In general there's no easy way. But there are a lot of tricks you can use, and sometimes they work.
For this problem, the rational root theorem tells us that if there is a rational root, it must be $\pm 1$. Evidently it isn't either of these, so there are no rational roots, and therefore no factors of the form $n-q$.
So we are looking for two second-degree factors: $$n^4+6n^3+11n^2+6n+1 = (an^2+bn+c)(pn^2+qn+r)$$
But we can see from the coefficient of 1 on the $n^4$ term that $a=p=1$. From the constant term of 1 we have either $c=r=1$ or $c=r=-1$, so it's really
$$n^4+6n^3+11n^2+6n+1 = (n^2+bn\pm1)(n^2+qn\pm1).$$
Equating the coefficients of the $n^3$ terms on each side, we see that $b+q=6$.
Equating the coefficients of the $n^2$ terms on each side, we see that either $bq+2=11$ (if we take the $\pm$ signs to be $+$) or that $bq-2 = 11$ (if the $\pm$ signs are $-$).

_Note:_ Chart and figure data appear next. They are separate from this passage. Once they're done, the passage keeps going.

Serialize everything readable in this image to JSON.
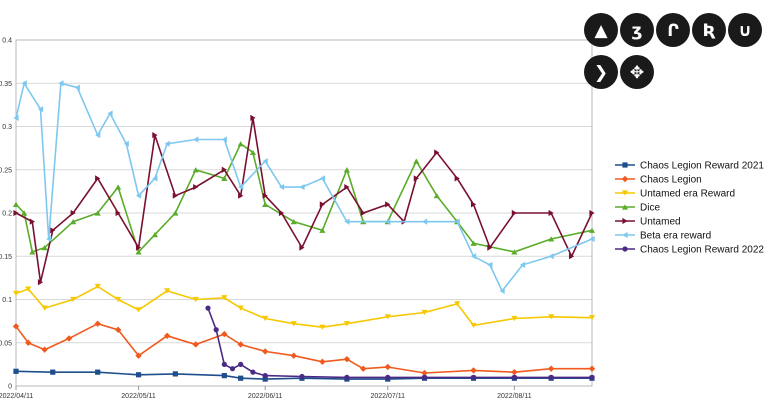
{
  "chart_data": {
    "type": "line",
    "title": "",
    "xlabel": "",
    "ylabel": "",
    "ylim": [
      0,
      0.4
    ],
    "y_ticks": [
      "0",
      "0.05",
      "0.1",
      "0.15",
      "0.2",
      "0.25",
      "0.3",
      "0.35",
      "0.4"
    ],
    "x_range": [
      "2022-04-11",
      "2022-08-30"
    ],
    "x_ticks": [
      "2022/04/11",
      "2022/05/11",
      "2022/06/11",
      "2022/07/11",
      "2022/08/11"
    ],
    "grid": "horizontal",
    "legend_position": "right",
    "series": [
      {
        "name": "Chaos Legion Reward 2021",
        "color": "#1f4e8c",
        "marker": "square",
        "points": [
          [
            "2022-04-11",
            0.017
          ],
          [
            "2022-04-20",
            0.016
          ],
          [
            "2022-05-01",
            0.016
          ],
          [
            "2022-05-11",
            0.013
          ],
          [
            "2022-05-20",
            0.014
          ],
          [
            "2022-06-01",
            0.012
          ],
          [
            "2022-06-05",
            0.009
          ],
          [
            "2022-06-11",
            0.008
          ],
          [
            "2022-06-20",
            0.009
          ],
          [
            "2022-07-01",
            0.008
          ],
          [
            "2022-07-11",
            0.008
          ],
          [
            "2022-07-20",
            0.009
          ],
          [
            "2022-08-01",
            0.009
          ],
          [
            "2022-08-11",
            0.009
          ],
          [
            "2022-08-20",
            0.009
          ],
          [
            "2022-08-30",
            0.009
          ]
        ]
      },
      {
        "name": "Chaos Legion",
        "color": "#f05a1e",
        "marker": "diamond",
        "points": [
          [
            "2022-04-11",
            0.069
          ],
          [
            "2022-04-14",
            0.05
          ],
          [
            "2022-04-18",
            0.042
          ],
          [
            "2022-04-24",
            0.055
          ],
          [
            "2022-05-01",
            0.072
          ],
          [
            "2022-05-06",
            0.065
          ],
          [
            "2022-05-11",
            0.035
          ],
          [
            "2022-05-18",
            0.058
          ],
          [
            "2022-05-25",
            0.048
          ],
          [
            "2022-06-01",
            0.06
          ],
          [
            "2022-06-05",
            0.048
          ],
          [
            "2022-06-11",
            0.04
          ],
          [
            "2022-06-18",
            0.035
          ],
          [
            "2022-06-25",
            0.028
          ],
          [
            "2022-07-01",
            0.031
          ],
          [
            "2022-07-05",
            0.02
          ],
          [
            "2022-07-11",
            0.022
          ],
          [
            "2022-07-20",
            0.015
          ],
          [
            "2022-08-01",
            0.018
          ],
          [
            "2022-08-11",
            0.016
          ],
          [
            "2022-08-20",
            0.02
          ],
          [
            "2022-08-30",
            0.02
          ]
        ]
      },
      {
        "name": "Untamed era Reward",
        "color": "#f5c800",
        "marker": "triangle-down",
        "points": [
          [
            "2022-04-11",
            0.107
          ],
          [
            "2022-04-14",
            0.112
          ],
          [
            "2022-04-18",
            0.09
          ],
          [
            "2022-04-25",
            0.1
          ],
          [
            "2022-05-01",
            0.115
          ],
          [
            "2022-05-06",
            0.1
          ],
          [
            "2022-05-11",
            0.088
          ],
          [
            "2022-05-18",
            0.11
          ],
          [
            "2022-05-25",
            0.1
          ],
          [
            "2022-06-01",
            0.102
          ],
          [
            "2022-06-05",
            0.09
          ],
          [
            "2022-06-11",
            0.078
          ],
          [
            "2022-06-18",
            0.072
          ],
          [
            "2022-06-25",
            0.068
          ],
          [
            "2022-07-01",
            0.072
          ],
          [
            "2022-07-11",
            0.08
          ],
          [
            "2022-07-20",
            0.085
          ],
          [
            "2022-07-28",
            0.095
          ],
          [
            "2022-08-01",
            0.07
          ],
          [
            "2022-08-11",
            0.078
          ],
          [
            "2022-08-20",
            0.08
          ],
          [
            "2022-08-30",
            0.079
          ]
        ]
      },
      {
        "name": "Dice",
        "color": "#5aac2a",
        "marker": "triangle-up",
        "points": [
          [
            "2022-04-11",
            0.21
          ],
          [
            "2022-04-13",
            0.2
          ],
          [
            "2022-04-15",
            0.155
          ],
          [
            "2022-04-18",
            0.16
          ],
          [
            "2022-04-25",
            0.19
          ],
          [
            "2022-05-01",
            0.2
          ],
          [
            "2022-05-06",
            0.23
          ],
          [
            "2022-05-11",
            0.155
          ],
          [
            "2022-05-15",
            0.175
          ],
          [
            "2022-05-20",
            0.2
          ],
          [
            "2022-05-25",
            0.25
          ],
          [
            "2022-06-01",
            0.24
          ],
          [
            "2022-06-05",
            0.28
          ],
          [
            "2022-06-08",
            0.27
          ],
          [
            "2022-06-11",
            0.21
          ],
          [
            "2022-06-18",
            0.19
          ],
          [
            "2022-06-25",
            0.18
          ],
          [
            "2022-07-01",
            0.25
          ],
          [
            "2022-07-05",
            0.19
          ],
          [
            "2022-07-11",
            0.19
          ],
          [
            "2022-07-18",
            0.26
          ],
          [
            "2022-07-23",
            0.22
          ],
          [
            "2022-07-28",
            0.19
          ],
          [
            "2022-08-01",
            0.165
          ],
          [
            "2022-08-11",
            0.155
          ],
          [
            "2022-08-20",
            0.17
          ],
          [
            "2022-08-30",
            0.18
          ]
        ]
      },
      {
        "name": "Untamed",
        "color": "#7a1030",
        "marker": "triangle-right",
        "points": [
          [
            "2022-04-11",
            0.2
          ],
          [
            "2022-04-15",
            0.19
          ],
          [
            "2022-04-17",
            0.12
          ],
          [
            "2022-04-20",
            0.18
          ],
          [
            "2022-04-25",
            0.2
          ],
          [
            "2022-05-01",
            0.24
          ],
          [
            "2022-05-06",
            0.2
          ],
          [
            "2022-05-11",
            0.16
          ],
          [
            "2022-05-15",
            0.29
          ],
          [
            "2022-05-20",
            0.22
          ],
          [
            "2022-05-25",
            0.23
          ],
          [
            "2022-06-01",
            0.25
          ],
          [
            "2022-06-05",
            0.22
          ],
          [
            "2022-06-08",
            0.31
          ],
          [
            "2022-06-11",
            0.22
          ],
          [
            "2022-06-15",
            0.2
          ],
          [
            "2022-06-20",
            0.16
          ],
          [
            "2022-06-25",
            0.21
          ],
          [
            "2022-07-01",
            0.23
          ],
          [
            "2022-07-05",
            0.2
          ],
          [
            "2022-07-11",
            0.21
          ],
          [
            "2022-07-15",
            0.19
          ],
          [
            "2022-07-18",
            0.24
          ],
          [
            "2022-07-23",
            0.27
          ],
          [
            "2022-07-28",
            0.24
          ],
          [
            "2022-08-01",
            0.21
          ],
          [
            "2022-08-05",
            0.16
          ],
          [
            "2022-08-11",
            0.2
          ],
          [
            "2022-08-20",
            0.2
          ],
          [
            "2022-08-25",
            0.15
          ],
          [
            "2022-08-30",
            0.2
          ]
        ]
      },
      {
        "name": "Beta era reward",
        "color": "#7ec8f0",
        "marker": "triangle-left",
        "points": [
          [
            "2022-04-11",
            0.31
          ],
          [
            "2022-04-13",
            0.35
          ],
          [
            "2022-04-17",
            0.32
          ],
          [
            "2022-04-19",
            0.17
          ],
          [
            "2022-04-22",
            0.35
          ],
          [
            "2022-04-26",
            0.345
          ],
          [
            "2022-05-01",
            0.29
          ],
          [
            "2022-05-04",
            0.315
          ],
          [
            "2022-05-08",
            0.28
          ],
          [
            "2022-05-11",
            0.22
          ],
          [
            "2022-05-15",
            0.24
          ],
          [
            "2022-05-18",
            0.28
          ],
          [
            "2022-05-25",
            0.285
          ],
          [
            "2022-06-01",
            0.285
          ],
          [
            "2022-06-05",
            0.23
          ],
          [
            "2022-06-11",
            0.26
          ],
          [
            "2022-06-15",
            0.23
          ],
          [
            "2022-06-20",
            0.23
          ],
          [
            "2022-06-25",
            0.24
          ],
          [
            "2022-07-01",
            0.19
          ],
          [
            "2022-07-11",
            0.19
          ],
          [
            "2022-07-20",
            0.19
          ],
          [
            "2022-07-28",
            0.19
          ],
          [
            "2022-08-01",
            0.15
          ],
          [
            "2022-08-05",
            0.14
          ],
          [
            "2022-08-08",
            0.11
          ],
          [
            "2022-08-13",
            0.14
          ],
          [
            "2022-08-20",
            0.15
          ],
          [
            "2022-08-30",
            0.17
          ]
        ]
      },
      {
        "name": "Chaos Legion Reward 2022",
        "color": "#4b2a86",
        "marker": "circle",
        "points": [
          [
            "2022-05-28",
            0.09
          ],
          [
            "2022-05-30",
            0.065
          ],
          [
            "2022-06-01",
            0.025
          ],
          [
            "2022-06-03",
            0.02
          ],
          [
            "2022-06-05",
            0.025
          ],
          [
            "2022-06-08",
            0.016
          ],
          [
            "2022-06-11",
            0.012
          ],
          [
            "2022-06-20",
            0.011
          ],
          [
            "2022-07-01",
            0.01
          ],
          [
            "2022-07-11",
            0.01
          ],
          [
            "2022-07-20",
            0.01
          ],
          [
            "2022-08-01",
            0.01
          ],
          [
            "2022-08-11",
            0.01
          ],
          [
            "2022-08-20",
            0.01
          ],
          [
            "2022-08-30",
            0.01
          ]
        ]
      }
    ]
  },
  "icons": {
    "color": "#1a1a1a",
    "glyphs": [
      "▲",
      "ʒ",
      "Ր",
      "Ʀ",
      "∪",
      "❯",
      "✥"
    ],
    "names": [
      "tier-1-icon",
      "tier-2-icon",
      "tier-3-icon",
      "tier-4-icon",
      "tier-5-icon",
      "tier-6-icon",
      "tier-7-icon"
    ]
  }
}
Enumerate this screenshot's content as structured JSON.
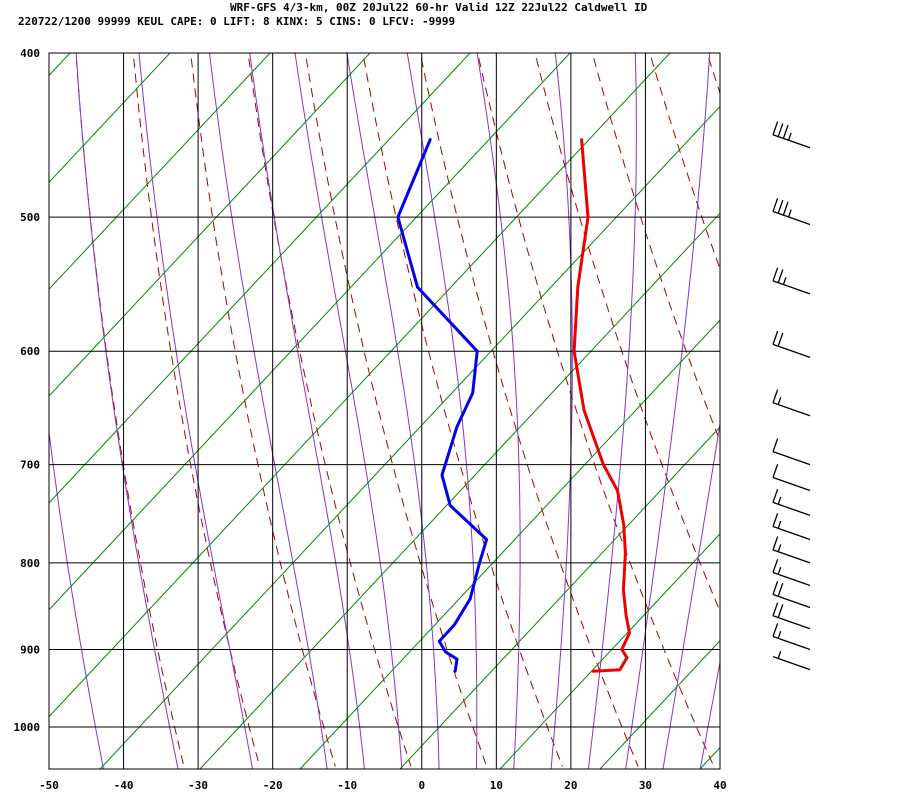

The equations $b+q=6$ and $bq-2 = 11$ certainly have no solution in integers, since one of $b$ or $q$ must be 13. So we try the other pair of equations, $b+q=6$ and $bq+2 = 11$. Here the solution $b=q=3$ is obvious, and we are done, except to check the answer. We must do this, because we have completely ignored the coefficient of the $n$ term.